If the Bill gets a Second Reading, the House is about to rise for two and a half months and there will be few sitting Fridays between then and the House rising for the general election. The chances of this Bill going through Committee, Report and Third Reading, even before it gets to the Commons and assuming that it is passed here, means that in reality any Bill based on this draft is a very long time away. An awful lot of the people who are writing in, at least from some of the letters that I have been getting, somehow think that this is going to solve a short-term problem which they have in their family and which they are worried about. It is not going to do that. We should try to be clear that this is the very start of what is bound to be a long and complicated process, even if it is supported.

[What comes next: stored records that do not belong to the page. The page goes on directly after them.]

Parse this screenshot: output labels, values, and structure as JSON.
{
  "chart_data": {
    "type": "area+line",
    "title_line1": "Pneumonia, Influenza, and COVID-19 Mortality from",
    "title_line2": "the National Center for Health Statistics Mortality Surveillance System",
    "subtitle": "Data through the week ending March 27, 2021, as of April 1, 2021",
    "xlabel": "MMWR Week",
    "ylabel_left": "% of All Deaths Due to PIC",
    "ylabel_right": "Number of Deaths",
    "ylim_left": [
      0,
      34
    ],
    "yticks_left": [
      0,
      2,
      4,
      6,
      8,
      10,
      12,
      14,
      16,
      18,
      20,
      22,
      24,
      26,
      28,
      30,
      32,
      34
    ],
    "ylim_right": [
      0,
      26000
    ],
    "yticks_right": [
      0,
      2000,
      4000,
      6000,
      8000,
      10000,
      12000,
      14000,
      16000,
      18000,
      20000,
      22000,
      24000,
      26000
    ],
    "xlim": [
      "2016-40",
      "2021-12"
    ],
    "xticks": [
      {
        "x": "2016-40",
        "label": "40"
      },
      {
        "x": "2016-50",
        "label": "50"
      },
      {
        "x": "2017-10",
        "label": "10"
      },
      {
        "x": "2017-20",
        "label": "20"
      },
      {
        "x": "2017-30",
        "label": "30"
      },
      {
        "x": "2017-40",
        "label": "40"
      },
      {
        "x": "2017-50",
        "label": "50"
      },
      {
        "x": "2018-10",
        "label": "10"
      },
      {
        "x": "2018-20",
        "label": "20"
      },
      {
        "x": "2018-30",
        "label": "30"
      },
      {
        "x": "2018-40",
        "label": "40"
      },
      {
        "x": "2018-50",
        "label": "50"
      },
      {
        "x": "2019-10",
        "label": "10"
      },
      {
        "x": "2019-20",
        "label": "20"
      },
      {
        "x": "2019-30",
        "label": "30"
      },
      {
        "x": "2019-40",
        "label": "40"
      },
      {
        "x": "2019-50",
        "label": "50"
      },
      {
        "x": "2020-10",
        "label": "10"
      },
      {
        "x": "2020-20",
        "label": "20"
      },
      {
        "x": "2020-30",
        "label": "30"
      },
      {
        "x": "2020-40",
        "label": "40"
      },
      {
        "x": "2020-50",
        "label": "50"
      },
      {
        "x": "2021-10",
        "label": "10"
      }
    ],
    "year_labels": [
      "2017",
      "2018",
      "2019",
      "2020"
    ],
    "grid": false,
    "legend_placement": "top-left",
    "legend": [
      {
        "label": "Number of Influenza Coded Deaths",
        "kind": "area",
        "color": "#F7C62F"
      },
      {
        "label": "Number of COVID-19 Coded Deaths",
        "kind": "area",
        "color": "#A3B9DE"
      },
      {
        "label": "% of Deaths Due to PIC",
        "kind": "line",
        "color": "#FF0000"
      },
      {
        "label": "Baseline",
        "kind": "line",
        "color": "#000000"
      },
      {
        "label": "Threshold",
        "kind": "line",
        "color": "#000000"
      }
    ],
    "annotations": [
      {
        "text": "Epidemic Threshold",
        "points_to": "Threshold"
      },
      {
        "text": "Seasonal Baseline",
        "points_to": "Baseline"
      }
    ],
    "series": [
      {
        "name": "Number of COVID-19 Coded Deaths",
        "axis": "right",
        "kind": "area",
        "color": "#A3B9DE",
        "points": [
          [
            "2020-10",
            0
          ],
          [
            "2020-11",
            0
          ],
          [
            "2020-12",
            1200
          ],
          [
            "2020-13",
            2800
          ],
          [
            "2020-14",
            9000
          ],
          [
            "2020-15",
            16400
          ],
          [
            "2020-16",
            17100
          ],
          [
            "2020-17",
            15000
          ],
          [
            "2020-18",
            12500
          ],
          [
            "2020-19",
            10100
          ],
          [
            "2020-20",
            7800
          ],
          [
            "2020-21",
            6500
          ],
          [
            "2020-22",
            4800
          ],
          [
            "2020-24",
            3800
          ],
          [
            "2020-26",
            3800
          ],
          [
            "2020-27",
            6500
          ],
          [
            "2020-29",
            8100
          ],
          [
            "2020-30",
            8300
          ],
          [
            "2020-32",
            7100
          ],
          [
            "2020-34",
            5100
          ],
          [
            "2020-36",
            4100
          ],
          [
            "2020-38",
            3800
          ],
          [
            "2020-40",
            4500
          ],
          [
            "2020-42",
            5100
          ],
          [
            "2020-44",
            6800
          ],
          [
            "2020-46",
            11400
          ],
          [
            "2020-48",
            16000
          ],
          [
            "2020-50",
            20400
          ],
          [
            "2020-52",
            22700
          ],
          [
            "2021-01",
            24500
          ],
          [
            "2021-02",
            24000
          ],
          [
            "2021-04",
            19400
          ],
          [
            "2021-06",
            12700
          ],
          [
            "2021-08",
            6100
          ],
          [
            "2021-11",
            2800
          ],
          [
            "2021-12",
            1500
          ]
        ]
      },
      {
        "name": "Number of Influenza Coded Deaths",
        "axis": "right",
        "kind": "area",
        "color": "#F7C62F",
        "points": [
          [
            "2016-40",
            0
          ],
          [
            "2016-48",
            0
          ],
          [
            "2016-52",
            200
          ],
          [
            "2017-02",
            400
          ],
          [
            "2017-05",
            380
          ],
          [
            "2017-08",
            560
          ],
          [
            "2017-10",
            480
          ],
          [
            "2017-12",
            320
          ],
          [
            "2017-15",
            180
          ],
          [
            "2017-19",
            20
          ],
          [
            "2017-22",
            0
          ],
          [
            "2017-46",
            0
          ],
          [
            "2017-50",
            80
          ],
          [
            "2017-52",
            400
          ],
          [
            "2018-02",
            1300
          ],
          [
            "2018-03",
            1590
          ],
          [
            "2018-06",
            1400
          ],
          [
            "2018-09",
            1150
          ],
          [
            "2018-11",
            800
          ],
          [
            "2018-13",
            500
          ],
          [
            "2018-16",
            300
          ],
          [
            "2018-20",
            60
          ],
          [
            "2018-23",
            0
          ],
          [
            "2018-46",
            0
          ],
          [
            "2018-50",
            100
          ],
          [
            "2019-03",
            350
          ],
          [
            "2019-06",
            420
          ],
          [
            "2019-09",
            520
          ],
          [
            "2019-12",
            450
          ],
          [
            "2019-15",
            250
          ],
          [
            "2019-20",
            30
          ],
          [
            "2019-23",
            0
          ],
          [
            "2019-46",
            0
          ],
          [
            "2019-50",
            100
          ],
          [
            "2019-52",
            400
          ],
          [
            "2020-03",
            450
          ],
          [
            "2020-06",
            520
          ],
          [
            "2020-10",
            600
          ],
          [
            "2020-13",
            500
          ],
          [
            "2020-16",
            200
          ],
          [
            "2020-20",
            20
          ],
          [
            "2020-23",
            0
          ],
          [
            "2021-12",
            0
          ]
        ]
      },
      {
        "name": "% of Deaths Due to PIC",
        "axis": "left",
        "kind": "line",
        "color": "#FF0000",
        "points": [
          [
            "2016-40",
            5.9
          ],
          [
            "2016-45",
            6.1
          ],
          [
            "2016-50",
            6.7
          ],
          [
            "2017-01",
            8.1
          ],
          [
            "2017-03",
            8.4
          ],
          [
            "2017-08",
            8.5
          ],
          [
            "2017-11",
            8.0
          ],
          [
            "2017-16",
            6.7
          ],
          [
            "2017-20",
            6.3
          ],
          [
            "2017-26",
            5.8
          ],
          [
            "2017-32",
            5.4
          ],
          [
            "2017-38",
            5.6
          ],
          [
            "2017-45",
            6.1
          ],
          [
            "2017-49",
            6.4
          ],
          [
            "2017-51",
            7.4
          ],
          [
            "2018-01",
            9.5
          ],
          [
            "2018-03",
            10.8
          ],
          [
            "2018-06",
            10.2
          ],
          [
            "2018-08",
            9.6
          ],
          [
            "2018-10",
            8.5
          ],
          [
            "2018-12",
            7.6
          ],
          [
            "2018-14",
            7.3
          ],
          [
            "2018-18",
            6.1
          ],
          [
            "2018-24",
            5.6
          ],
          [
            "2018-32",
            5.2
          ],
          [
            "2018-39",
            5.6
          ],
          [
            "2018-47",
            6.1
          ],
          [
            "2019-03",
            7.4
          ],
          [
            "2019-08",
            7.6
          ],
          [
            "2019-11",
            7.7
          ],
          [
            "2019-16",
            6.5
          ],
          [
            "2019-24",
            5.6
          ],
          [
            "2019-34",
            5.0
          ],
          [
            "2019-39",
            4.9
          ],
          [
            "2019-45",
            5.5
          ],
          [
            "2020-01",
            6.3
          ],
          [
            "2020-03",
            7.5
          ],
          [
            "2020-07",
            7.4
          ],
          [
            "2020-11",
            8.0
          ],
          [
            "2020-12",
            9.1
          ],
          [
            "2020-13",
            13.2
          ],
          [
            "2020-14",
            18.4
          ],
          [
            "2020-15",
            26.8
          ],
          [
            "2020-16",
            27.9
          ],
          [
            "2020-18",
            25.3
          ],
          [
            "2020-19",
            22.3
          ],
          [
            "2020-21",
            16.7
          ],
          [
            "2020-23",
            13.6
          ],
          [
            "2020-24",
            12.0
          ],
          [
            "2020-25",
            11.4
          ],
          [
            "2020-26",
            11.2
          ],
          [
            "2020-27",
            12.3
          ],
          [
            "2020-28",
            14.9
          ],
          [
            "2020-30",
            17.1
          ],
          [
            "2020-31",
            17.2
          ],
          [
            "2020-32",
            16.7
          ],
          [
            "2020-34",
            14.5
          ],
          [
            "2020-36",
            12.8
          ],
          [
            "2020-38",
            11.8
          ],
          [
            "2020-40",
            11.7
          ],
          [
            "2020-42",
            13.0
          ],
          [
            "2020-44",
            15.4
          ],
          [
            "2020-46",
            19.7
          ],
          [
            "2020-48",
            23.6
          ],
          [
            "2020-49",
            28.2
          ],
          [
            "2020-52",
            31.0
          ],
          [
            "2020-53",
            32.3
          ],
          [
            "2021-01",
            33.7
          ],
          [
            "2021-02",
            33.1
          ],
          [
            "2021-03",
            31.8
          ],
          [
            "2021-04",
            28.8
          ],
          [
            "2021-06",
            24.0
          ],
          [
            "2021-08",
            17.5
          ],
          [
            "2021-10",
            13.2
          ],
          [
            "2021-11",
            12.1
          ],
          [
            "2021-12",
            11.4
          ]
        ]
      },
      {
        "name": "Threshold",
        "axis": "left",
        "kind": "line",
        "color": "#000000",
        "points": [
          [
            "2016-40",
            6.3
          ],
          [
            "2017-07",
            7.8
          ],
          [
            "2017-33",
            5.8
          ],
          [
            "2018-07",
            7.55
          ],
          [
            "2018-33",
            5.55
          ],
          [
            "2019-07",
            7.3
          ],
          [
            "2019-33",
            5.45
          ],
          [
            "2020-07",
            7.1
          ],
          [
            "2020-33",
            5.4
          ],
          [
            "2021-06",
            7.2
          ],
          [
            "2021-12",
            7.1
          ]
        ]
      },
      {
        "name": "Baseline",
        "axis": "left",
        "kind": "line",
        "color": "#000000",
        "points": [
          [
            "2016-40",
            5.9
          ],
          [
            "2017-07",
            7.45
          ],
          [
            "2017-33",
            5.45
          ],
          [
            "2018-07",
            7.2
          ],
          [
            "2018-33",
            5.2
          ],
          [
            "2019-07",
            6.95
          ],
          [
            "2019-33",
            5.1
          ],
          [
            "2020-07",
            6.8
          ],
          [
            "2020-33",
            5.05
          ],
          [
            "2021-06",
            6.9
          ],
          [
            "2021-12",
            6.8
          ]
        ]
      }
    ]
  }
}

Having said that, my main point draws on personal experience, as so many others have. Twenty-five years ago, I was dying of heart failure and I remember it very vividly. I was too exhausted to speak or to listen to people speaking. I had to take three hours in a darkened room to recover from anything. I was hoping that I would get a transplant, which indeed I did—and here I am. However, I have always reflected on that period and thought, “Well, I wasn’t in pain but I knew that I was very time-limited”. If I had been in pain and there was a realistic prospect of continuing to live like that for another three or six months, what choices would I have wanted to consider? The fact of the matter is that I do not know what I would have done, to be honest. But I like to think that I would have had the choice, so that it would have been up to me as an individual to say, “I am sorry, but enough is enough. I want to finish it”. I would have wanted to be empowered in that way.
I am reflecting on a condition which would have given me no chance of long-term survival. In these circumstances, it is entirely sensible to look at empowerment of the individual. I think that is what the Bill does. I hope that it will be considered in detail in Committee and that we make real progress on it. I also hope that we are realistic about how long it will take but, at the end of the day, we have an opportunity here. The House of Lords is many things. People ask what we do but this is exactly the kind of debate which this House has but which is very difficult to have in another place. If we manage to get some coherent legislation through which is rational, compassionate and humane, we will have done a very good service to public life in this country.